15 Jan The COVID Relief Was Not Enough
Welcome to NAVIGATOR – a project designed to better understand the American public’s views on issues of the day and help advocates, elected officials, and other interested parties understand the language, imagery, and messaging needed to make and win key policy arguments.
This release features findings from a national online survey of 1,000 registered voters conducted January 8-11, 2021. 104 additional interviews were conducted among Hispanic voters, 103 additional interviews were conducted among African American voters, and 100 additional interviews were conducted among independents without a partisan lean.
- Three in four know someone who has had coronavirus, one in ten have had it themselves, and one in three know someone who has died because of complications related to it.
- Just 4% report having already gotten vaccinated, with likelihood to get vaccinated starkly divided by partisanship, ideology, and news consumption habits.
- The public says the economy is “not so good” or “poor” and feels the most recent economic relief bill was not enough.
The Pandemic and Economy Are the Most Important Issues for President-Elect Biden and Congress to Focus On
The issues Americans rate as most important for Biden to focus on include the pandemic and jobs and the economy. Partisans are split over placing health care or corruption in government as the next most important.
More Than Three in Four Know Someone Who Has Had Coronavirus, Including One in Ten Who Have Had It Personally
Since March 2020, the share who know someone who has had coronavirus has increased more than 8-fold.
- Groups most likely to know someone who has been infected include Hispanic Americans (87%), Midwesterners (81%), those who have most recently worked in the service industry (81%), and women (79%).
- In March 2020, only 9% reported knowing someone who had coronavirus.
A Third of Americans Know Someone Personally Who Has Died from Complications Related to Coronavirus
Groups especially likely to know someone who has died from complications related to coronavirus include Hispanic Americans (47%), weekly churchgoers (46%), and those in union households (44%).
- In comparison, only 10% knew someone who had died due to complications from coronavirus in April 2020.

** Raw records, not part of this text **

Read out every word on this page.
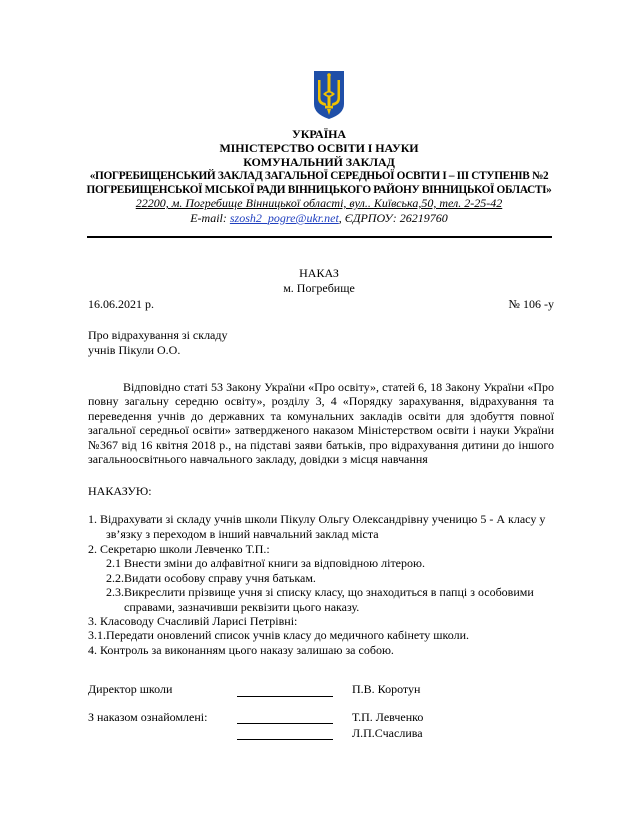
УКРАЇНА
МІНІСТЕРСТВО ОСВІТИ І НАУКИ
КОМУНАЛЬНИЙ ЗАКЛАД
«ПОГРЕБИЩЕНСЬКИЙ ЗАКЛАД ЗАГАЛЬНОЇ СЕРЕДНЬОЇ ОСВІТИ І – ІІІ СТУПЕНІВ №2
ПОГРЕБИЩЕНСЬКОЇ МІСЬКОЇ РАДИ ВІННИЦЬКОГО РАЙОНУ ВІННИЦЬКОЇ ОБЛАСТІ»
22200, м. Погребище Вінницької області, вул.. Київська,50, тел. 2-25-42
E-mail: szosh2_pogre@ukr.net, ЄДРПОУ: 26219760
НАКАЗ
м. Погребище
16.06.2021 р.	№ 106 -у
Про відрахування зі складу
учнів Пікули О.О.
Відповідно статі 53 Закону України «Про освіту», статей 6, 18 Закону України «Про повну загальну середню освіту», розділу 3, 4 «Порядку зарахування, відрахування та переведення учнів до державних та комунальних закладів освіти для здобуття повної загальної середньої освіти» затвердженого наказом Міністерством освіти і науки України №367 від 16 квітня 2018 р., на підставі заяви батьків, про відрахування дитини до іншого загальноосвітнього навчального закладу, довідки з місця навчання
НАКАЗУЮ:
1. Відрахувати зі складу учнів школи Пікулу Ольгу Олександрівну ученицю 5 - А класу у
зв’язку з переходом в інший навчальний заклад міста
2. Секретарю школи Левченко Т.П.:
2.1 Внести зміни до алфавітної книги за відповідною літерою.
2.2.Видати особову справу учня батькам.
2.3.Викреслити прізвище учня зі списку класу, що знаходиться в папці з особовими
справами, зазначивши реквізити цього наказу.
3. Класоводу Счасливій Ларисі Петрівні:
3.1.Передати оновлений список учнів класу до медичного кабінету школи.
4. Контроль за виконанням цього наказу залишаю за собою.
Директор школи	П.В. Коротун
З наказом ознайомлені:	Т.П. Левченко
Л.П.Счаслива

Majority Still Say the “Worst is Yet to Come” After Almost a Year of the Pandemic
Three in five say the “worst is yet to come” in the pandemic while only a quarter say the “worst is over.”
- Across party lines, pluralities agree the “worst is yet to come”: 70% of Democrats, 55% of independents, and 45% of Republicans.

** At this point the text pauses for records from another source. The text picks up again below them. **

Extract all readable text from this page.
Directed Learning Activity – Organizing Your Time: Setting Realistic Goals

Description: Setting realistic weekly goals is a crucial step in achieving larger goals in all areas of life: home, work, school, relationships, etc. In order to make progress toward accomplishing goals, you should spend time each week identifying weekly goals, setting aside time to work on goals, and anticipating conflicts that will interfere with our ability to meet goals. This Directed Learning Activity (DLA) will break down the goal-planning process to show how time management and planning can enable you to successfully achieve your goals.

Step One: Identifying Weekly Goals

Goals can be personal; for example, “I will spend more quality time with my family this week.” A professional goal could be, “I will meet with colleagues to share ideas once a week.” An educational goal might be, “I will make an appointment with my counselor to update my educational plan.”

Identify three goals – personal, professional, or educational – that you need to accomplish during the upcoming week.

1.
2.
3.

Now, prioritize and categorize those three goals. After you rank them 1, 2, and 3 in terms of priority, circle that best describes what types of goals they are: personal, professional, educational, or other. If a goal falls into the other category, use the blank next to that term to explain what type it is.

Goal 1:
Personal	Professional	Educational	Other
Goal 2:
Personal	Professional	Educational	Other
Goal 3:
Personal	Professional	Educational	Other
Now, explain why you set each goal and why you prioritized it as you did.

Almost Half Know Someone Who Has Been Vaccinated
Nearly half of Americans say they personally know someone who has received the coronavirus vaccine.
- Black Americans (73%) are the most likely to say nobody they know has received the vaccine.
Partisanship and Media Consumption Drivers of Aversion to Coronavirus Vaccination
Newsmax, Fox, and OANN viewers are twice as likely to say they are “unlikely to get vaccinated” as CNN and MSNBC viewers, and very conservative Republicans are nearly three times as likely as liberal Democrats to say the same.
Among Those Unlikely to Get Vaccinated, Their Top Concerns Are Speed, Side Effects, or Distrust of Vaccines Generally
Among the 28% of Americans who are unlikely to get the coronavirus vaccine, most worry the vaccine has been rushed, that there will be side effects, or do not trust vaccines in general.
Majorities Say the Economy is “Not So Good” or “Poor” and That It Is “Getting Worse”
Democrats and Black Americans are the most pessimistic about the state of the economy, with white Americans, Hispanic Americans, and Republicans the most optimistic.
On Personal Finances, Most Americans Feel Uneasy
Only one in ten Americans say they are “very confident” about their personal finances over the next few months, while one in five say they are “very uneasy.”
- Hispanic Americans (26%) and independents (26%) are the most likely to say they feel “very uneasy.”
More Than Half Feel Strongly the Most Recent Economic Relief Bill Was Not Enough
Three quarters of Americans (77%) do not think the recent economic relief bill was enough, despite a similar share (74%) reporting already having received money from the bill.
Biden and Democrats More Trusted to Handle Pandemic, Health Care, Economy, and Corruption in Government
Biden and Democrats hold a 24-point lead over Republicans in Congress on trust to handle the pandemic.
- Independents trust Biden and Democrats more on the pandemic by 27 points and on health care by 20 points.